XIII. Window Induction Powered Temperature Controlled Medical Laboratory Specimen Drop/Lock Box - In medicine, a laboratory specimen is a biological specimen taken by sampling, that is, gathered matter of a medical patient's tissue, fluid, or other material derived from the patient used for laboratory analysis to assist differential diagnosis or staging of a disease process. Common examples include throat swabs, sputum, urine, blood, surgical drain fluids and tissue biopsies.

Typically, these laboratory specimens are left outside a doctor’s office in a plain steel box for a laboratory driver to pick up from the doctor’s office and deliver to the laboratory for analysis. These boxes may be floor-mounted, wall-mounted or door- hanging in design.

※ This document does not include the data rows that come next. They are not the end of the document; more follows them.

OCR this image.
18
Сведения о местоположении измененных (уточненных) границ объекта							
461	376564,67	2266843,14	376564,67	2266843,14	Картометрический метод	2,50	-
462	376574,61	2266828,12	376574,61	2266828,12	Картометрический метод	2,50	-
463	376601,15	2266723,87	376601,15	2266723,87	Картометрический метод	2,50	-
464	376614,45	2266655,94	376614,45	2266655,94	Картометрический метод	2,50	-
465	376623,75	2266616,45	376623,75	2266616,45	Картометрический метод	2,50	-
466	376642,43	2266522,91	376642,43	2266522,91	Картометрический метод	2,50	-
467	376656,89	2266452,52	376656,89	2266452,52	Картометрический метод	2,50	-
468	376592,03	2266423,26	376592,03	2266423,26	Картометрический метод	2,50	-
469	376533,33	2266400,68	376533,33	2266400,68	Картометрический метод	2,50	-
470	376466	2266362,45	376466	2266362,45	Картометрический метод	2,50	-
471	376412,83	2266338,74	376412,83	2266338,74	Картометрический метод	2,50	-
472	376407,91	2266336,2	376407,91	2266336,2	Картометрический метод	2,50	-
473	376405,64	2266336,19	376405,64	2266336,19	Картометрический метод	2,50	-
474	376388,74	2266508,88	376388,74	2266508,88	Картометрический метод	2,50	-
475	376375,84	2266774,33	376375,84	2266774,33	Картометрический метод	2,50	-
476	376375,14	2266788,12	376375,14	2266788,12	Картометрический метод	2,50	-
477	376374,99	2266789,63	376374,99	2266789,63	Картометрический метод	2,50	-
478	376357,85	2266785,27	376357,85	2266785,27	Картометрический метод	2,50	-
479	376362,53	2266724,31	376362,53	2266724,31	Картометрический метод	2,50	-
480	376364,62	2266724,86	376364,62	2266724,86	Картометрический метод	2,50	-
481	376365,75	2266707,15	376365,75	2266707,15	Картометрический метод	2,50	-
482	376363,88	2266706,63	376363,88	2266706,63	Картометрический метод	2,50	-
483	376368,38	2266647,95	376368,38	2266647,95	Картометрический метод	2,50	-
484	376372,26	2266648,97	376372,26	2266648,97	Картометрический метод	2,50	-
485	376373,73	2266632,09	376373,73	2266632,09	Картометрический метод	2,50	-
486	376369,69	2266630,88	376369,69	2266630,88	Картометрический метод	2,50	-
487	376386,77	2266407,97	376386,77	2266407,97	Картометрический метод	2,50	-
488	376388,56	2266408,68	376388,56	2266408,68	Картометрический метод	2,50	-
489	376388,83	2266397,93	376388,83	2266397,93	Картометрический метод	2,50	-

The importance of maintaining an acceptable temperature range for these samples while in the drop/lock box is critical to the efficacy of the laboratory analysis to be performed. Often, to maintain specimen integrity passively, these boxes will be constructed with an EPS foam lining. However, under extreme heat and cold conditions, active temperature control may be called for; cooling when the interior temperature exceeds a given threshold or heating when the interior temperature falls below a given threshold. For cooling, this may involve an electric fan. For heating, this may require a heating coil. In either case, a thermostat may be required to control either the electric fan or the heating coil (collectively, the“Electric Components”). This innovation addresses the limitations of the current methods of powering the Electric Components in a Temperature Controlled Medical Laboratory Specimen Drop/Lock Box without batteries or outdoor AC wiring.

In the same way that the Lighted Window Wreaths uses Wireless Power Transfer (WPT) technology to provide energy from the interior side of a window to a Light Strand of Light Emitting Diodes (“LEDs”) ornamenting a wreath hung on the exterior side of a window, the Window Induction Powered Temperature Controlled Medical Laboratory Specimen Drop/Lock Box can be the power sink in a Wireless Power Transfer (WPT) system to provide energy from the interior side of a window to the Electric Components of a Medical Laboratory Specimen Drop/Lock Box on the exterior of the building.

Fig. 6 details inductive power transmitter 60. Note that the receiver may include the same components (with a receiver rather than a transmitter), or not. Power is supplied or provided to the power cord. Transformer 63 may be included if the power needs to be changed, either from/to AC or DC, or up/down in voltage. Trim pot 69, proximity sensor 66, wireless

communications module 67, user interface 64, contact switch 65, and magnet 68 can be included as desired or needed and as described elsewhere herein. Controller 62 can control any necessary aspects of the system.

A number of implementations have been described. Nevertheless, it will be understood that additional modifications may be made without departing from the scope of the inventive concepts described herein, and, accordingly, other embodiments are within the scope of the following claims.